Asleep at the wheel: the Prudential Regulation Authority & the Equity Release Sector
Professor of finance and economics at the University of Durham, Kevin Dowd, takes a critical look at the Equity Release Mortgage sector and finds something really quite worrying:
- There is a scandal brewing in the Equity Release Mortgage sector. This scandal is similar in nature to the Equitable Life scandal of nearly two decades ago – it involves the underestimation of opaque long-term guarantees – but on a larger scale.
- The guarantees at the heart of this problem are the No-Negative Equity Guarantees issued by lenders in the Equity Release market.

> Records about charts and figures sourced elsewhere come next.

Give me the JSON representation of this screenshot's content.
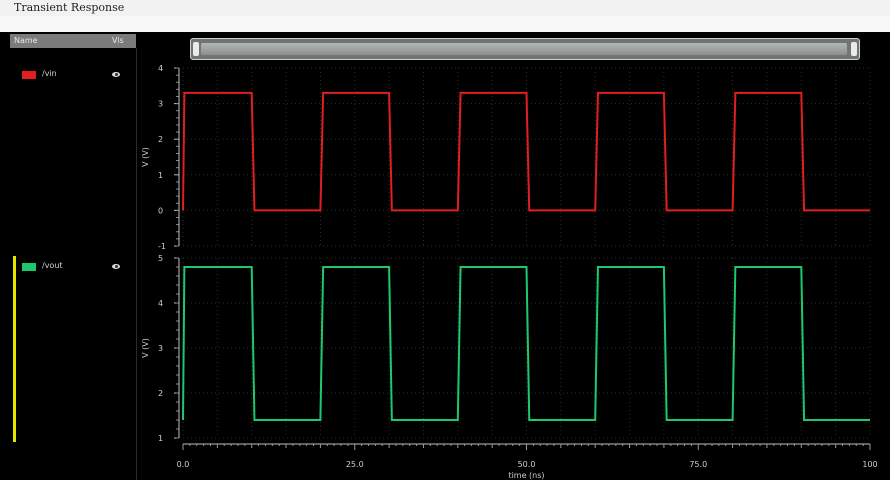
{
  "window": {
    "title": "Transient Response"
  },
  "trace_list": {
    "header_name": "Name",
    "header_vis": "Vis",
    "traces": [
      {
        "label": "/vin",
        "color": "#e21e1e",
        "icon": "eye-icon"
      },
      {
        "label": "/vout",
        "color": "#1ec96e",
        "icon": "eye-icon"
      }
    ]
  },
  "chart_data": [
    {
      "type": "line",
      "ylabel": "V (V)",
      "ylim": [
        -1,
        4
      ],
      "yticks": [
        "4",
        "3",
        "2",
        "1",
        "0",
        "-1"
      ],
      "grid": true,
      "series": [
        {
          "name": "/vin",
          "color": "#e21e1e",
          "x": [
            0,
            0.2,
            10,
            10.4,
            20,
            20.4,
            30,
            30.4,
            40,
            40.4,
            50,
            50.4,
            60,
            60.4,
            70,
            70.4,
            80,
            80.4,
            90,
            90.4,
            100
          ],
          "y": [
            0,
            3.3,
            3.3,
            0,
            0,
            3.3,
            3.3,
            0,
            0,
            3.3,
            3.3,
            0,
            0,
            3.3,
            3.3,
            0,
            0,
            3.3,
            3.3,
            0,
            0
          ]
        }
      ]
    },
    {
      "type": "line",
      "ylabel": "V (V)",
      "xlabel": "time (ns)",
      "ylim": [
        1,
        5
      ],
      "yticks": [
        "5",
        "4",
        "3",
        "2",
        "1"
      ],
      "xticks": [
        "0.0",
        "25.0",
        "50.0",
        "75.0",
        "100"
      ],
      "xlim": [
        0,
        100
      ],
      "grid": true,
      "series": [
        {
          "name": "/vout",
          "color": "#1ec96e",
          "x": [
            0,
            0.2,
            10,
            10.4,
            20,
            20.4,
            30,
            30.4,
            40,
            40.4,
            50,
            50.4,
            60,
            60.4,
            70,
            70.4,
            80,
            80.4,
            90,
            90.4,
            100
          ],
          "y": [
            1.4,
            4.8,
            4.8,
            1.4,
            1.4,
            4.8,
            4.8,
            1.4,
            1.4,
            4.8,
            4.8,
            1.4,
            1.4,
            4.8,
            4.8,
            1.4,
            1.4,
            4.8,
            4.8,
            1.4,
            1.4
          ]
        }
      ]
    }
  ]
}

These guarantee that the maximum repayment on Equity Release loans can be no greater than the property price at the time of repayment.
- This under-valuation problem is a ticking time bomb that could do serious damage to the financial health of the Equity Release sector.
- The regulator, the Prudential Regulation Authority, has made half-hearted efforts to address this under-valuation problem, but has for years failed to rein in firms that used inadequate valuation methods for their No Negative Equity Guarantees.
- A recent Treasury Committee investigation into the UK life industry missed these problems and unwisely set up the Equity Release sector as a poster child to be promoted.
- This Equity Release guarantee scandal raises far-reaching questions not just about the Equity Release sector, but also about the PRA’s supervision of it.